Indeed, I’ve spent most of this review complaining about FIFA 12 but online is where it really hits its stride. The changes feel organic here and it creates a level playing field for the time being, well before folk find exploits again.
Best of the new features is the head-to-head league system. You start in the bottom division and have ten games to play against opponents of a similar ability/star rating (you start with a half star rating). Win enough points and you’ll be promoted to the league above, but fail to do so the following season and you could be relegated. It gives your online play more purpose and taps into that deep-seated competitive streak that will see you plugging away for weeks in a quest to reach the top.
Above: Crosses into the box are even deadlier than last year
Another much needed tweak in FIFA 12 is the ability to change formation, tactics and players of your chosen team before you even connect to your opponent. This sees an end to the 35 second panics and inevitably leaving your best player on the bench by accident.
Offline multiplayer is still the business, and reigns supreme at lunchtimes here at GR Towers. It’s all about that human factor and the mistakes people can make that creates such a perfect multiplayer experience and more importantly translates superbly from what you’d see in the Premier League each week.
From long range pile drivers from the likes of Cristiano Ronaldo that bring you out of your seat to last ditch murder tackles that are an insta-red but maybe preserve your fragile 1-0 lead because your opposition can’t take free-kicks properly, it’s all here. And with the precision dribbling coming into play, you can now have some real fun jinking past your players with the likes of Messi and Nani. If I were rating it solely on multiplayer it would be a 10, no doubts. But I’m not, and unfortunately there are still faults hungover from past FIFAs.
Back to the solo play, and the career mode has had a cosmetic overhaul. You now have news stories about transfers and injuries that pop up in the main career hub. Players will now come to you with problems like not getting enough game time or that they’re thinking of retiring (*Sniff* goodbye, Giggsy) and there’s a greater emphasis on rotating your squad due to multiple injuries, including off the ball sprains, so it feels a bit more like being a manager. There’s even a Transfer Deadline Day bit where a running total is present on screen of how much has been spent in panic buys. Sadly, it’s lacking depth.
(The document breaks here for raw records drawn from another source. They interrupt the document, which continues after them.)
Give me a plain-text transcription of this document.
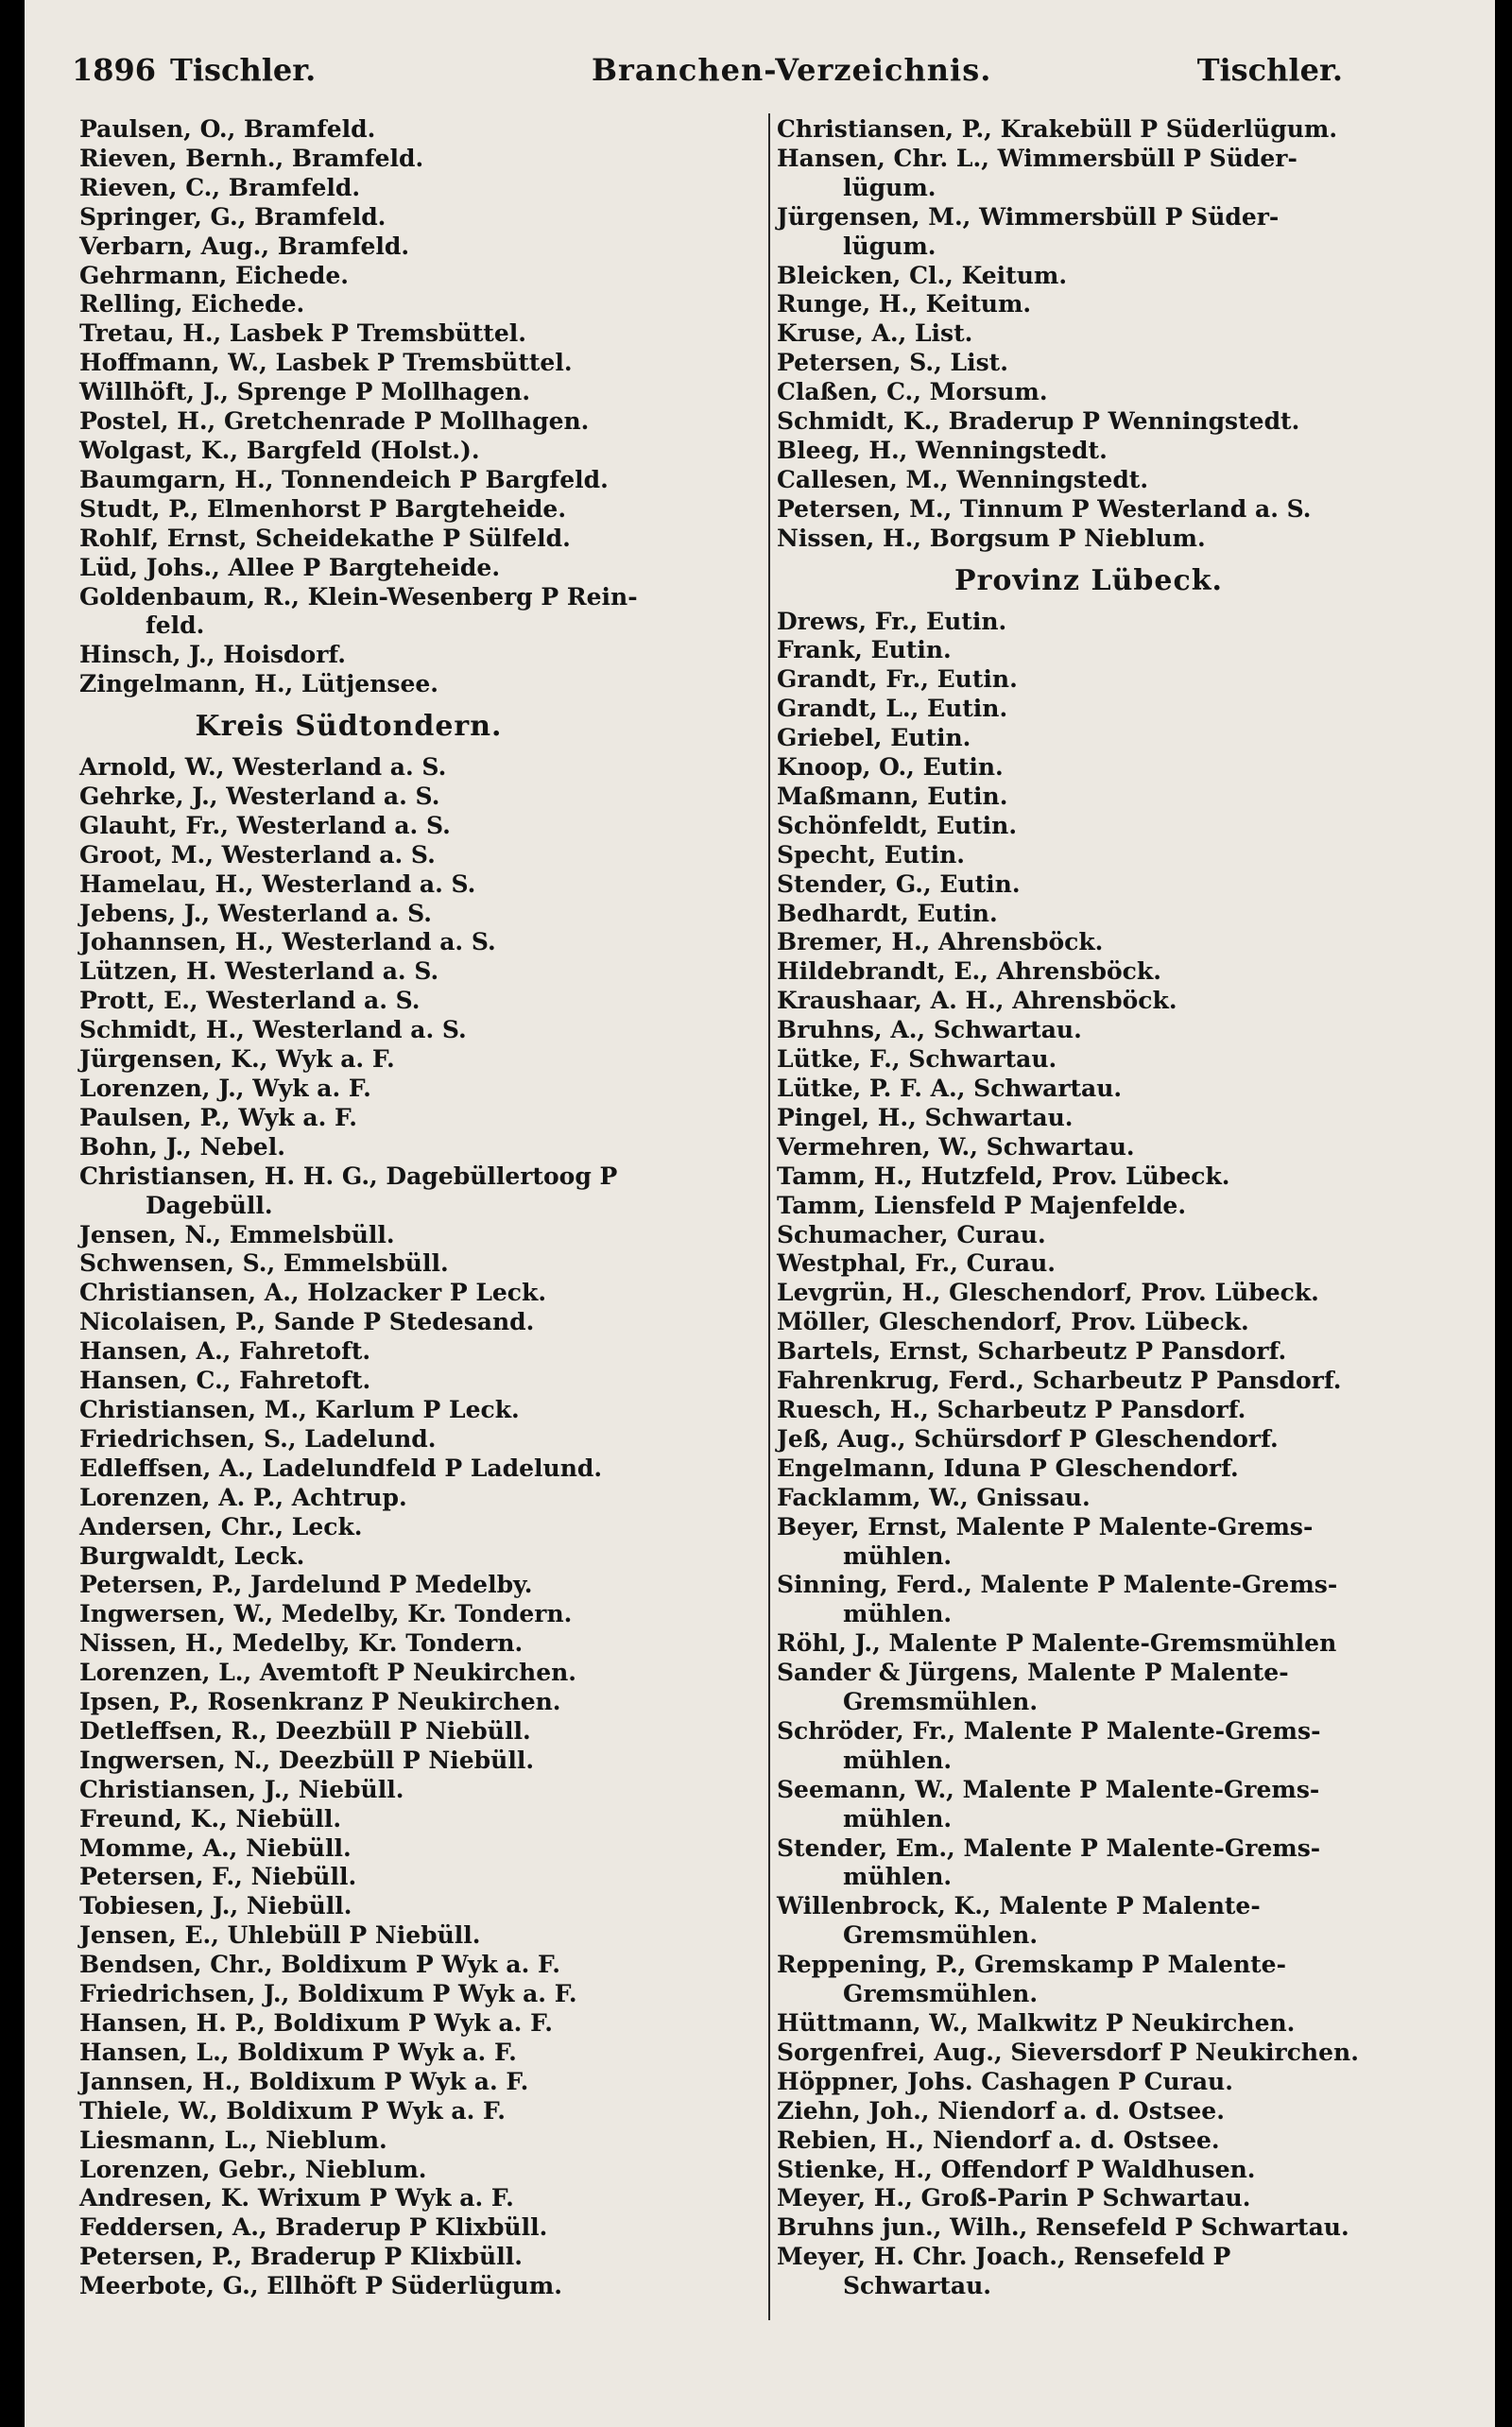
1896 Tischler.	Branchen-Verzeichnis.	Tischler.
Paulsen, O., Bramfeld.
Rieven, Bernh., Bramfeld.
Rieven, C., Bramfeld.
Springer, G., Bramfeld.
Verbarn, Aug., Bramfeld.
Gehrmann, Eichede.
Relling, Eichede.
Tretau, H., Lasbek P Tremsbüttel.
Hoffmann, W., Lasbek P Tremsbüttel.
Willhöft, J., Sprenge P Mollhagen.
Postel, H., Gretchenrade P Mollhagen.
Wolgast, K., Bargfeld (Holst.).
Baumgarn, H., Tonnendeich P Bargfeld.
Studt, P., Elmenhorst P Bargteheide.
Rohlf, Ernst, Scheidekathe P Sülfeld.
Lüd, Johs., Allee P Bargteheide.
Goldenbaum, R., Klein-Wesenberg P Rein-
feld.
Hinsch, J., Hoisdorf.
Zingelmann, H., Lütjensee.
Kreis Südtondern.
Arnold, W., Westerland a. S.
Gehrke, J., Westerland a. S.
Glauht, Fr., Westerland a. S.
Groot, M., Westerland a. S.
Hamelau, H., Westerland a. S.
Jebens, J., Westerland a. S.
Johannsen, H., Westerland a. S.
Lützen, H. Westerland a. S.
Prott, E., Westerland a. S.
Schmidt, H., Westerland a. S.
Jürgensen, K., Wyk a. F.
Lorenzen, J., Wyk a. F.
Paulsen, P., Wyk a. F.
Bohn, J., Nebel.
Christiansen, H. H. G., Dagebüllertoog P
Dagebüll.
Jensen, N., Emmelsbüll.
Schwensen, S., Emmelsbüll.
Christiansen, A., Holzacker P Leck.
Nicolaisen, P., Sande P Stedesand.
Hansen, A., Fahretoft.
Hansen, C., Fahretoft.
Christiansen, M., Karlum P Leck.
Friedrichsen, S., Ladelund.
Edleffsen, A., Ladelundfeld P Ladelund.
Lorenzen, A. P., Achtrup.
Andersen, Chr., Leck.
Burgwaldt, Leck.
Petersen, P., Jardelund P Medelby.
Ingwersen, W., Medelby, Kr. Tondern.
Nissen, H., Medelby, Kr. Tondern.
Lorenzen, L., Avemtoft P Neukirchen.
Ipsen, P., Rosenkranz P Neukirchen.
Detleffsen, R., Deezbüll P Niebüll.
Ingwersen, N., Deezbüll P Niebüll.
Christiansen, J., Niebüll.
Freund, K., Niebüll.
Momme, A., Niebüll.
Petersen, F., Niebüll.
Tobiesen, J., Niebüll.
Jensen, E., Uhlebüll P Niebüll.
Bendsen, Chr., Boldixum P Wyk a. F.
Friedrichsen, J., Boldixum P Wyk a. F.
Hansen, H. P., Boldixum P Wyk a. F.
Hansen, L., Boldixum P Wyk a. F.
Jannsen, H., Boldixum P Wyk a. F.
Thiele, W., Boldixum P Wyk a. F.
Liesmann, L., Nieblum.
Lorenzen, Gebr., Nieblum.
Andresen, K. Wrixum P Wyk a. F.
Feddersen, A., Braderup P Klixbüll.
Petersen, P., Braderup P Klixbüll.
Meerbote, G., Ellhöft P Süderlügum.
Christiansen, P., Krakebüll P Süderlügum.
Hansen, Chr. L., Wimmersbüll P Süder-
lügum.
Jürgensen, M., Wimmersbüll P Süder-
lügum.
Bleicken, Cl., Keitum.
Runge, H., Keitum.
Kruse, A., List.
Petersen, S., List.
Claßen, C., Morsum.
Schmidt, K., Braderup P Wenningstedt.
Bleeg, H., Wenningstedt.
Callesen, M., Wenningstedt.
Petersen, M., Tinnum P Westerland a. S.
Nissen, H., Borgsum P Nieblum.
Provinz Lübeck.
Drews, Fr., Eutin.
Frank, Eutin.
Grandt, Fr., Eutin.
Grandt, L., Eutin.
Griebel, Eutin.
Knoop, O., Eutin.
Maßmann, Eutin.
Schönfeldt, Eutin.
Specht, Eutin.
Stender, G., Eutin.
Bedhardt, Eutin.
Bremer, H., Ahrensböck.
Hildebrandt, E., Ahrensböck.
Kraushaar, A. H., Ahrensböck.
Bruhns, A., Schwartau.
Lütke, F., Schwartau.
Lütke, P. F. A., Schwartau.
Pingel, H., Schwartau.
Vermehren, W., Schwartau.
Tamm, H., Hutzfeld, Prov. Lübeck.
Tamm, Liensfeld P Majenfelde.
Schumacher, Curau.
Westphal, Fr., Curau.
Levgrün, H., Gleschendorf, Prov. Lübeck.
Möller, Gleschendorf, Prov. Lübeck.
Bartels, Ernst, Scharbeutz P Pansdorf.
Fahrenkrug, Ferd., Scharbeutz P Pansdorf.
Ruesch, H., Scharbeutz P Pansdorf.
Jeß, Aug., Schürsdorf P Gleschendorf.
Engelmann, Iduna P Gleschendorf.
Facklamm, W., Gnissau.
Beyer, Ernst, Malente P Malente-Grems-
mühlen.
Sinning, Ferd., Malente P Malente-Grems-
mühlen.
Röhl, J., Malente P Malente-Gremsmühlen
Sander & Jürgens, Malente P Malente-
Gremsmühlen.
Schröder, Fr., Malente P Malente-Grems-
mühlen.
Seemann, W., Malente P Malente-Grems-
mühlen.
Stender, Em., Malente P Malente-Grems-
mühlen.
Willenbrock, K., Malente P Malente-
Gremsmühlen.
Reppening, P., Gremskamp P Malente-
Gremsmühlen.
Hüttmann, W., Malkwitz P Neukirchen.
Sorgenfrei, Aug., Sieversdorf P Neukirchen.
Höppner, Johs. Cashagen P Curau.
Ziehn, Joh., Niendorf a. d. Ostsee.
Rebien, H., Niendorf a. d. Ostsee.
Stienke, H., Offendorf P Waldhusen.
Meyer, H., Groß-Parin P Schwartau.
Bruhns jun., Wilh., Rensefeld P Schwartau.
Meyer, H. Chr. Joach., Rensefeld P
Schwartau.
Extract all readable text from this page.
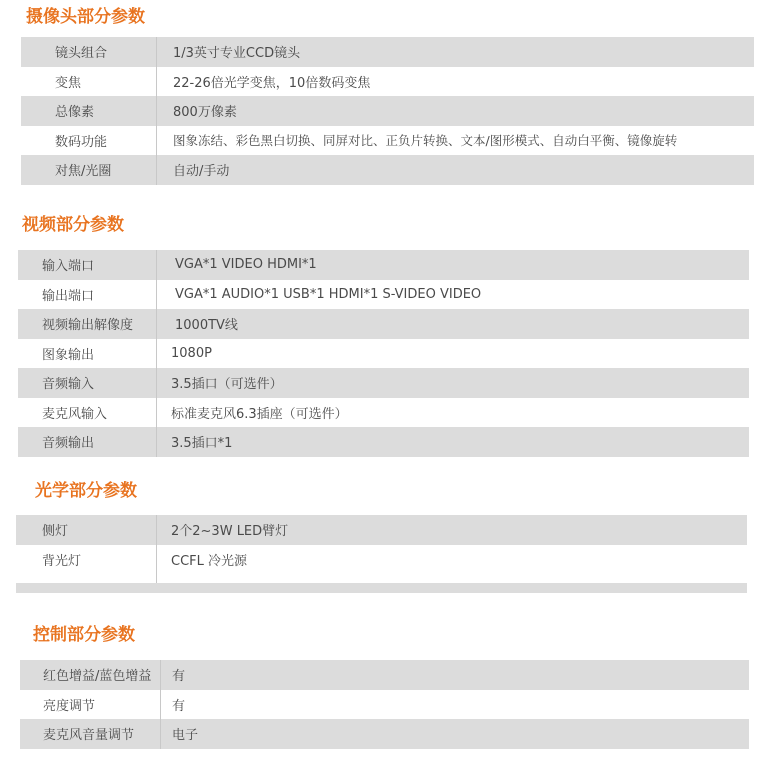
摄像头部分参数
镜头组合	1/3英寸专业CCD镜头
变焦	22-26倍光学变焦，10倍数码变焦
总像素	800万像素
数码功能	图象冻结、彩色黑白切换、同屏对比、正负片转换、文本/图形模式、自动白平衡、镜像旋转
对焦/光圈	自动/手动
视频部分参数
输入端口	VGA*1 VIDEO HDMI*1
输出端口	VGA*1 AUDIO*1 USB*1 HDMI*1 S-VIDEO VIDEO
视频输出解像度	1000TV线
图象输出	1080P
音频输入	3.5插口（可选件）
麦克风输入	标准麦克风6.3插座（可选件）
音频输出	3.5插口*1
光学部分参数
侧灯	2个2~3W LED臂灯
背光灯	CCFL 冷光源
控制部分参数
红色增益/蓝色增益 有
亮度调节	有
麦克风音量调节	电子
Above: Oddly enough, David Silva, arguably City's best player, always ends up leaving
The news stories quickly become repetitive and the infamous Inbox of dull e-mails still exists to let you know about such things as fixture changes and injuries. The hub is less than inspiring and lacks the excitement of say Madden, NHL or even NBA 2K. It’s just a series of menus to flick through and although the loading times have been taken down a jot, simulating the days to the next match is still lumbering. I found myself checking real-life e-mails and playing iPhone games in-between these bits.
Pro tip: You can only enter negotiations with a potential signing a few times each transfer window. This little 'gem' only came to light after I tried to sign Sneijder for United for slightly less than the asking fee only to be told by the game that I couldn't try for him again yet. He signed for Man City two minutes later.
I’m constantly surprised by the lack of fan service in the career mode from FIFA. I know I’ve been spoilt by Football Manager’s unparalleled depths, but if Sports Interactive can make spreadsheets seem fun then surely EA can. Surely, it must be priority #1 for FIFA 13.